Moreover, proper time is reference-frame invariant.

 

[Steve4Physics]

M

Each frame has its coordinate time, but proper time is the time as measured by a single clock along its worldline. Proper time belongs to a worldline not a frame of reference.

Moreover, proper time is reference-frame invariant.

Many thanks for clarifying/correcting that. I'm not familiar with 'coordinate time'. I'll have to do some reading!

 

[PeroK]

MMany thanks for clarifying/correcting that. I'm not familiar with 'coordinate time'. I'll have to do some reading!
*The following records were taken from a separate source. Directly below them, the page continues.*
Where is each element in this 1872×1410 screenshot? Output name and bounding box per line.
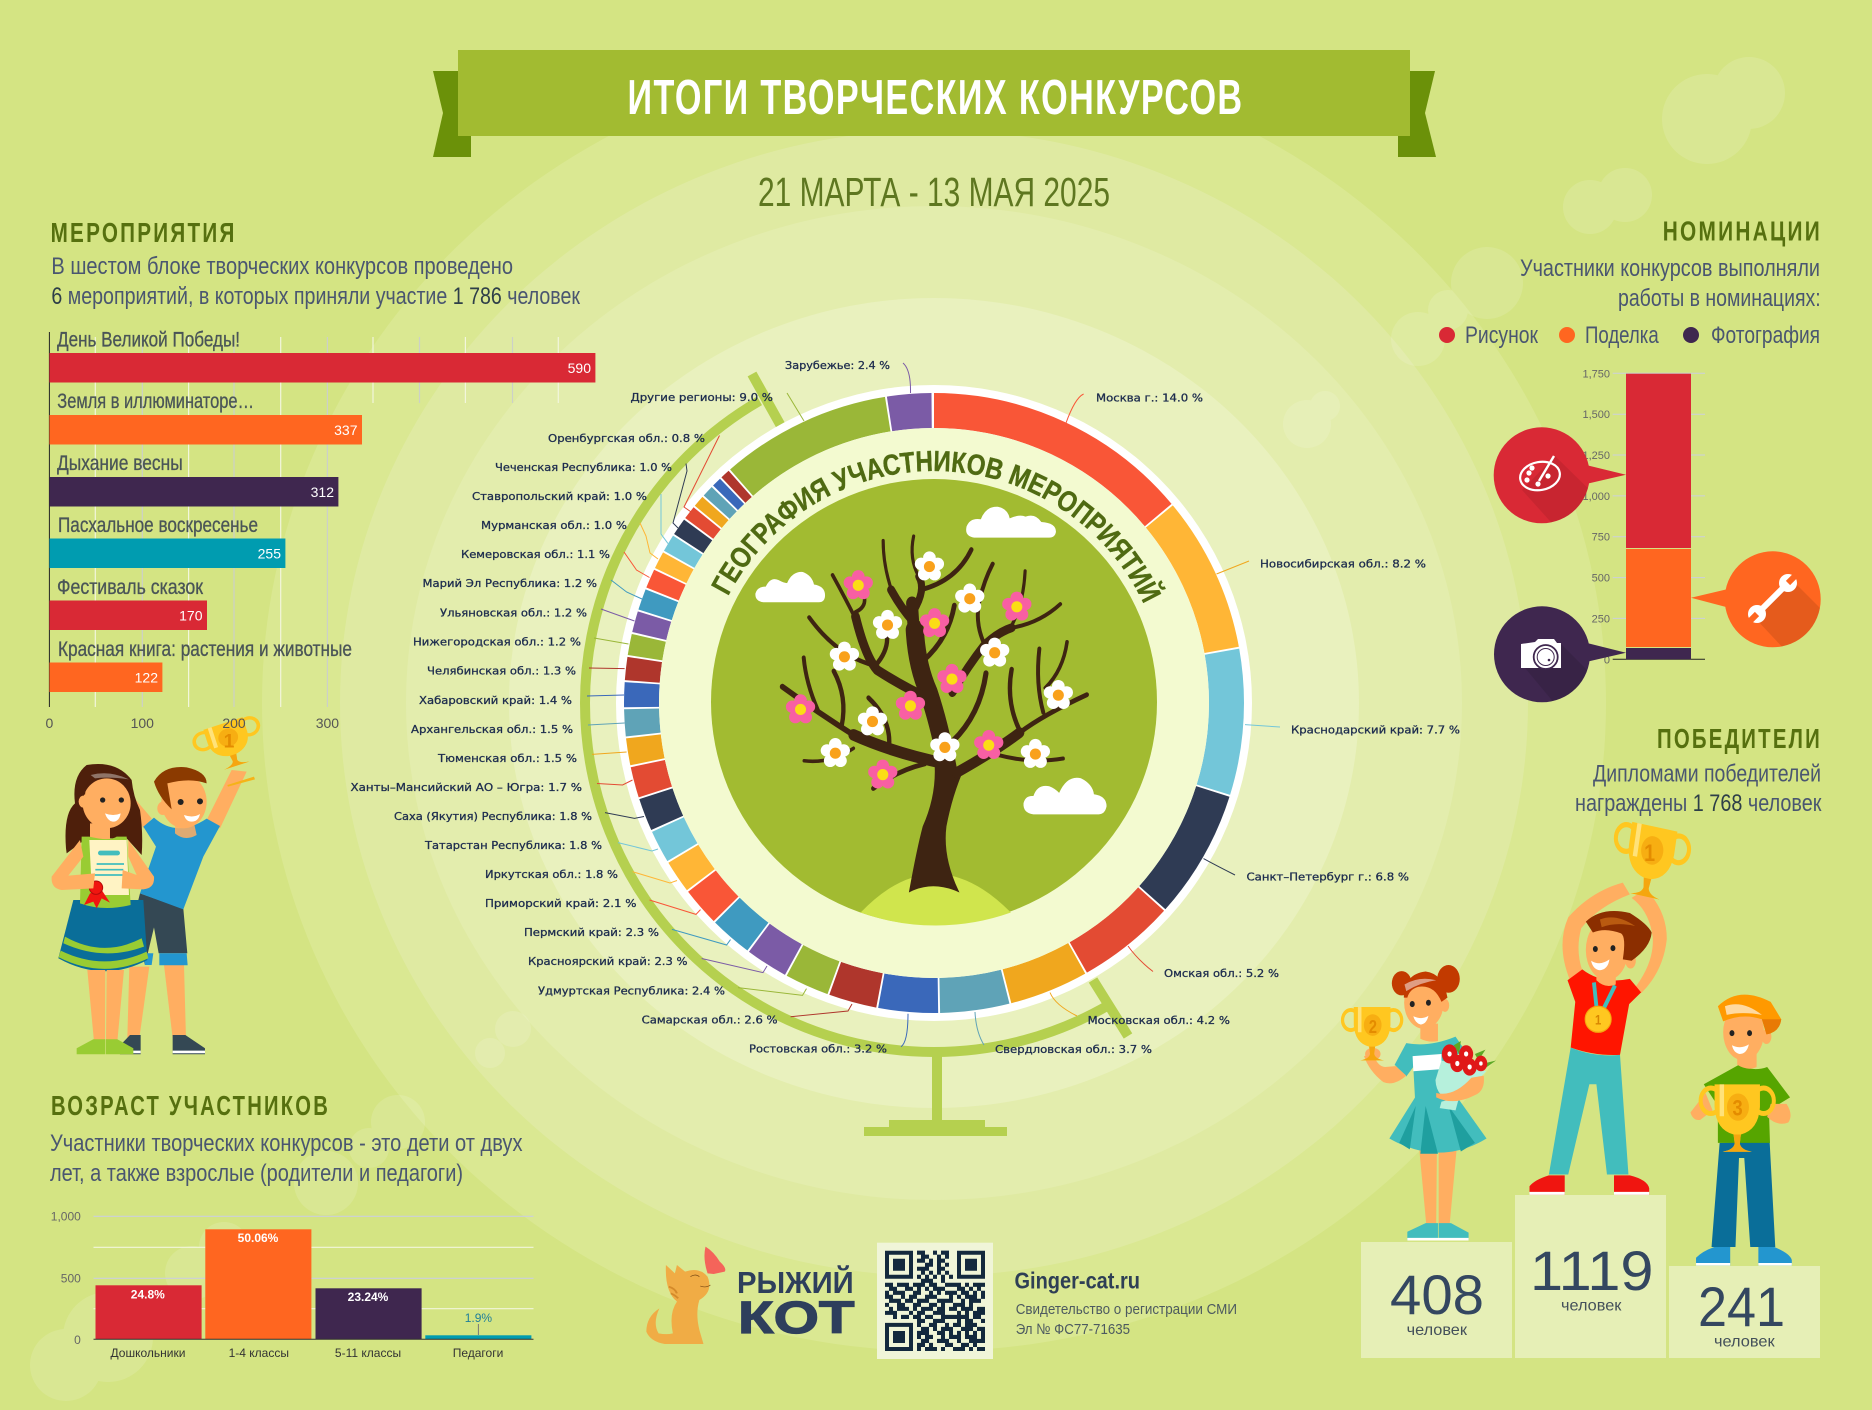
column chart: age: Педагоги (453, 1346, 503, 1360)
callout: crafts (1691, 551, 1830, 650)
column chart: age: 1.9% (465, 1311, 492, 1325)
podium: человек (1407, 1322, 1468, 1339)
bar chart: events: 300 (316, 715, 339, 731)
date subtitle: 21 МАРТА - 13 МАЯ 2025 (758, 169, 1110, 215)
text: events description: 6 мероприятий, в которых приняли участие 1 786 человек (51, 283, 580, 310)
heading: age: ВОЗРАСТ УЧАСТНИКОВ (51, 1090, 330, 1121)
illustration: third place boy (1690, 995, 1792, 1266)
bar chart: events: Дыхание весны (57, 452, 183, 475)
bar chart: events: 122 (135, 670, 158, 686)
bar chart: events: День Великой Победы! (57, 328, 240, 351)
logo wordmark (737, 1264, 854, 1343)
column chart: age: 23.24% (348, 1290, 389, 1304)
bar chart: events: 590 (568, 360, 591, 376)
text: age description: лет, а также взрослые (родители и педагоги) (50, 1160, 463, 1187)
legend: Фотография (1711, 322, 1820, 349)
callout: drawing (1494, 427, 1626, 530)
bar chart: events: 170 (179, 608, 203, 624)
column chart: age: 50.06% (238, 1231, 279, 1245)
region labels: Ставропольский край: 1.0 % (472, 490, 647, 503)
region labels: Ростовская обл.: 3.2 % (749, 1043, 887, 1056)
bar chart: events: 337 (334, 422, 358, 438)
region labels: Новосибирская обл.: 8.2 % (1260, 558, 1426, 571)
stacked bar chart: 250 (1592, 613, 1610, 625)
column chart: age: 1,000 (51, 1210, 81, 1224)
podium: человек (1714, 1334, 1776, 1351)
legend (1439, 322, 1820, 349)
text: age description: Участники творческих конкурсов - это дети от двух (50, 1130, 522, 1157)
text: winners description (1575, 761, 1822, 817)
stacked bar chart: 1,750 (1582, 368, 1610, 380)
panel: winners (1343, 723, 1822, 1358)
callout: photo (1494, 606, 1626, 710)
footer text: site and registration: Ginger-cat.ru (1014, 1267, 1140, 1293)
footer text: site and registration (1014, 1267, 1237, 1338)
region labels: Челябинская обл.: 1.3 % (427, 665, 576, 678)
bar chart: events: Фестиваль сказок (57, 576, 204, 599)
podium: 1119 (1530, 1239, 1654, 1302)
logo: ginger cat (646, 1247, 854, 1344)
column chart: age: Дошкольники (111, 1346, 185, 1360)
region labels: Приморский край: 2.1 % (485, 897, 636, 910)
illustration: first place boy: 1 (1644, 839, 1655, 866)
text: nominations description: работы в номинациях: (1618, 285, 1821, 312)
region labels: Хабаровский край: 1.4 % (419, 694, 572, 707)
column chart: age: 1-4 классы (229, 1346, 289, 1360)
stacked bar chart: 750 (1592, 532, 1610, 544)
podium: 241 (1698, 1275, 1785, 1338)
region labels: Омская обл.: 5.2 % (1164, 967, 1279, 980)
footer text: site and registration: Эл № ФС77-71635 (1016, 1321, 1130, 1338)
text: events description: В шестом блоке творческих конкурсов проведено (51, 253, 513, 280)
bar chart: events: Пасхальное воскресенье (58, 514, 258, 537)
region labels: Марий Эл Республика: 1.2 % (422, 577, 597, 590)
region labels: Зарубежье: 2.4 % (785, 359, 890, 372)
bar chart: events: 200 (222, 715, 246, 731)
bar chart: events: 0 (46, 715, 54, 731)
heading: events: МЕРОПРИЯТИЯ (51, 217, 237, 248)
text: age description (50, 1130, 522, 1187)
region labels (350, 359, 1460, 1056)
region labels: Нижегородская обл.: 1.2 % (413, 636, 581, 648)
illustration: first place boy: 1 (1595, 1012, 1601, 1028)
donut segments (642, 410, 1226, 996)
globe stand (585, 374, 1128, 1136)
region labels: Московская обл.: 4.2 % (1088, 1014, 1230, 1027)
region labels: Удмуртская Республика: 2.4 % (538, 984, 725, 998)
legend: Поделка (1585, 322, 1659, 349)
panel: geography donut chart (350, 359, 1460, 1056)
panel: participants age (50, 1090, 534, 1360)
region labels: Саха (Якутия) Республика: 1.8 % (394, 810, 592, 823)
stacked bar chart: 1,000 (1582, 491, 1610, 503)
bar chart: events (46, 328, 595, 731)
text: winners description: Дипломами победителей (1593, 761, 1821, 788)
curved heading: geography: ГЕОГРАФИЯ УЧАСТНИКОВ МЕРОПРИЯТИЙ (711, 450, 1166, 604)
leader lines (587, 363, 1280, 1047)
illustration: girl with diploma and boy with trophy: 1 (224, 731, 235, 752)
stacked bar chart (1582, 368, 1705, 666)
panel: events (46, 217, 595, 731)
region labels: Оренбургская обл.: 0.8 % (548, 432, 705, 445)
logo wordmark: РЫЖИЙ (737, 1264, 854, 1300)
text: winners description: награждены 1 768 человек (1575, 790, 1822, 817)
stacked bar chart: 1,500 (1582, 409, 1610, 421)
illustration: blossoming tree (755, 507, 1107, 926)
panel: nominations (1439, 216, 1830, 710)
illustration: second place girl: 2 (1369, 1017, 1377, 1038)
bar chart: events: 100 (131, 715, 154, 731)
column chart: age: 5-11 классы (335, 1346, 401, 1360)
bar chart: events: Красная книга: растения и животные (58, 638, 352, 661)
region labels: Пермский край: 2.3 % (524, 926, 659, 939)
region labels: Татарстан Республика: 1.8 % (424, 839, 602, 852)
region labels: Кемеровская обл.: 1.1 % (461, 548, 610, 561)
illustration: girl with diploma and boy with trophy (52, 713, 268, 1054)
title banner (433, 50, 1436, 157)
region labels: Красноярский край: 2.3 % (528, 955, 688, 968)
heading: nominations: НОМИНАЦИИ (1663, 216, 1822, 247)
stacked bar chart: 0 (1604, 654, 1610, 666)
region labels: Мурманская обл.: 1.0 % (481, 519, 627, 532)
bar chart: events: 255 (258, 546, 281, 562)
bar chart: events: Земля в иллюминаторе… (57, 390, 254, 413)
podium: человек (1561, 1298, 1622, 1315)
illustration: first place boy (1529, 819, 1691, 1195)
region labels: Ханты–Мансийский АО – Югра: 1.7 % (350, 781, 582, 794)
legend: Рисунок (1465, 322, 1538, 349)
region labels: Другие регионы: 9.0 % (630, 391, 773, 404)
illustration: third place boy: 3 (1733, 1096, 1743, 1121)
column chart: age (51, 1210, 534, 1360)
region labels: Самарская обл.: 2.6 % (642, 1014, 778, 1027)
title banner: ИТОГИ ТВОРЧЕСКИХ КОНКУРСОВ (628, 71, 1244, 125)
region labels: Краснодарский край: 7.7 % (1291, 724, 1460, 736)
icon: cat with butterfly (646, 1247, 725, 1344)
text: nominations description (1520, 255, 1821, 312)
illustration: second place girl (1343, 965, 1496, 1240)
footer text: site and registration: Свидетельство о регистрации СМИ (1016, 1301, 1237, 1318)
column chart: age: 500 (61, 1272, 81, 1286)
region labels: Ульяновская обл.: 1.2 % (440, 606, 587, 619)
region labels: Москва г.: 14.0 % (1096, 391, 1203, 404)
logo wordmark: КОТ (738, 1292, 854, 1343)
QR code (877, 1243, 993, 1359)
bar chart: events: 312 (311, 484, 334, 500)
text: events description (51, 253, 580, 310)
region labels: Санкт–Петербург г.: 6.8 % (1246, 870, 1409, 884)
stacked bar chart: 1,250 (1582, 450, 1610, 462)
podium: 408 (1390, 1263, 1484, 1326)
stacked bar chart: 500 (1592, 573, 1610, 585)
region labels: Иркутская обл.: 1.8 % (485, 868, 618, 881)
region labels: Архангельская обл.: 1.5 % (411, 723, 573, 736)
column chart: age: 24.8% (131, 1288, 165, 1302)
region labels: Тюменская обл.: 1.5 % (437, 752, 577, 765)
region labels: Чеченская Республика: 1.0 % (495, 461, 672, 474)
column chart: age: 0 (74, 1333, 81, 1347)
podium (1361, 1195, 1820, 1358)
region labels: Свердловская обл.: 3.7 % (995, 1043, 1152, 1056)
Coordinate time is the time associated with a reference frame and which features in the Lorentz Transformation: $t$ might be the coordinate time of a reference frame and $t'$ the coordinate time of another frame. "Coordinate" is used to distinguish it from "proper" time, which is often denoted by $\tau$.

Note that you can assign the proper time to a particle on any trajectory - in this case it happened to be a watch that was traveling inertially - but you can equally define the proper time as that measured by a hypothetical clock moving along with a particle. Effectively proper time is a measure of the length of a timelike spacetime interval.

Four vectors associated with a particle (such as velocity and energy-momentum) are calculated by differentiating with respect to the proper time of the particle and not wrt any (inertial) coordinate time.

 

[Steve4Physics]

Coordinate time is the time associated with a reference frame and which features in the Lorentz Transformation: $t$ might be the coordinate time of a reference frame and $t'$ the coordinate time of another frame. "Coordinate" is used to distinguish it from "proper" time, which is often denoted by $\tau$.

Note that you can assign the proper time to a particle on any trajectory - in this case it happened to be a watch that was traveling inertially - but you can equally define the proper time as that measured by a hypothetical clock moving along with a particle. Effectively proper time is a measure of the length of a timelike spacetime interval.

Four vectors associated with a particle (such as velocity and energy-momentum) are calculated by differentiating with respect to the proper time of the particle and not wrt any (inertial) coordinate time.

Good. Thanks for coordinating your time to properly explain (some sort of pun intended)!